The long-winded version:
The DBI::Type::* namespace could be extended by DBD, ergo,
DBI::Type::Timestamp could be subclassed as DBI::Type::MySQL::Timestamp, and
it would inherit from a base DBI::Type::Integer implementation, similar to
how almost all of the DBI::Type classes currently inherit from
DBI::Type::Null. These classes would be the default type classes for each
DBD, would be defined *with* the DBD (with the base parent classes provided
by DBI as a fallback). These types would be mapped to the database handle at
connection time, and be mutable; the types will be defined in the DBD only
for isolation and maintenance purposes.
These classes, if not intended to fall back to their parent, would implement
at least two class methods, #to_type and #from_type, which would convert to a
ruby type and from it to a database-compatible representation, respectively.
These would be generic (in the context of the DBD) routines intended for
execution only if a more specific conversion fails to exist.
DBI::Type, which all DBI::Type::* classes would inherit from, would implement
#parse and #coerce, which would act as dispatchers.

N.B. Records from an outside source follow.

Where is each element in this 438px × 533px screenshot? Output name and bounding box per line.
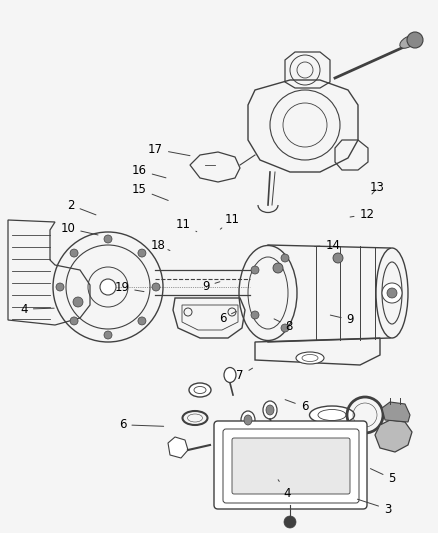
Text: 19: 19 — [114, 281, 144, 294]
Text: 16: 16 — [132, 164, 166, 178]
Circle shape — [73, 297, 83, 307]
Polygon shape — [375, 420, 412, 452]
Ellipse shape — [244, 415, 252, 425]
Polygon shape — [168, 437, 188, 458]
Text: 6: 6 — [219, 311, 236, 325]
Circle shape — [138, 249, 146, 257]
Ellipse shape — [296, 352, 324, 364]
Ellipse shape — [189, 383, 211, 397]
Text: 18: 18 — [150, 239, 170, 252]
Ellipse shape — [241, 411, 255, 429]
Circle shape — [152, 283, 160, 291]
Circle shape — [281, 324, 289, 332]
Polygon shape — [382, 402, 410, 422]
Ellipse shape — [400, 36, 416, 49]
Circle shape — [104, 235, 112, 243]
Text: 4: 4 — [20, 303, 54, 316]
Text: 15: 15 — [132, 183, 168, 200]
Text: 4: 4 — [278, 480, 291, 499]
Text: 3: 3 — [357, 499, 391, 515]
Text: 17: 17 — [148, 143, 190, 156]
Circle shape — [138, 317, 146, 325]
Circle shape — [104, 331, 112, 339]
Text: 6: 6 — [119, 418, 164, 431]
Circle shape — [70, 317, 78, 325]
Text: 2: 2 — [67, 199, 96, 215]
Circle shape — [70, 249, 78, 257]
Circle shape — [407, 32, 423, 48]
Text: 10: 10 — [60, 222, 98, 235]
Circle shape — [56, 283, 64, 291]
Text: 11: 11 — [220, 213, 240, 229]
FancyBboxPatch shape — [214, 421, 367, 509]
Text: 9: 9 — [330, 313, 354, 326]
Text: 6: 6 — [285, 400, 308, 413]
Circle shape — [251, 266, 259, 274]
Text: 12: 12 — [350, 208, 374, 221]
Circle shape — [382, 283, 402, 303]
Ellipse shape — [263, 401, 277, 419]
Text: 14: 14 — [314, 239, 340, 252]
Circle shape — [333, 253, 343, 263]
Circle shape — [387, 288, 397, 298]
Circle shape — [251, 311, 259, 319]
Text: 11: 11 — [176, 219, 197, 232]
Ellipse shape — [310, 406, 354, 424]
Text: 5: 5 — [371, 469, 396, 485]
Ellipse shape — [266, 405, 274, 415]
Circle shape — [281, 254, 289, 262]
Text: 7: 7 — [236, 368, 253, 382]
Circle shape — [284, 516, 296, 528]
Ellipse shape — [224, 367, 236, 383]
Text: 8: 8 — [274, 319, 293, 333]
Text: 9: 9 — [202, 280, 220, 293]
Circle shape — [100, 279, 116, 295]
Text: 13: 13 — [370, 181, 385, 194]
FancyBboxPatch shape — [232, 438, 350, 494]
Circle shape — [273, 263, 283, 273]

In #parse's case, it would take both the object and the corresponding
ColumnInfo object for the column; the type_name (which I'm fairly certain is
provided by all DBDs) would be used as a method name to be called on for a
specific conversion of the object, otherwise, the fallback would be used (in
DBI::Type::Mysql::Integer's case this would be D::T::M::Integer.to_type, or
more likely D::T::Integer.to_type, as mysql's integers aren't anything
special). To get more specific, DBI::Type::Pg::Timestamp could overload
#parse to delegate to 'dmy', 'mdy', 'iso' and so methods, which would
properly parse into a DateTime object. this data could be gathered with the
ColumnInfo per-execute (allowing for situations where it's been changed) or
on connection. Likewise, other Timestamp classes could use the base #parse to
delegate to methods that handle types with the timezone and without, which
are fairly common, and even handle integer types, for those who prefer to
store epochs and whatnot.
#coerce would be similar to this in function, but getting the information used
to delegate would be different; the obvious problem being that we don't have
the information at the point where coercion needs to happen, or at least,
most of it. The dbh mapping will need to contain an optional default
conversion that is used for #coerce, and a convenient way for users to alter
that conversion from the pre-packaged ones. cloning the class to something
anonymous w/ a change to the default conversion should work, this can be done
in DBI::Type as well.
I'll try and have prototypes for this sometime tomorrow to clarify confusion,
but please, poke/ask/criticize/flame, especially if there are faults that I
haven't accounted for. Understanding how the DBI::Type namespace currently
works will greatly help your comprehension; it's documented.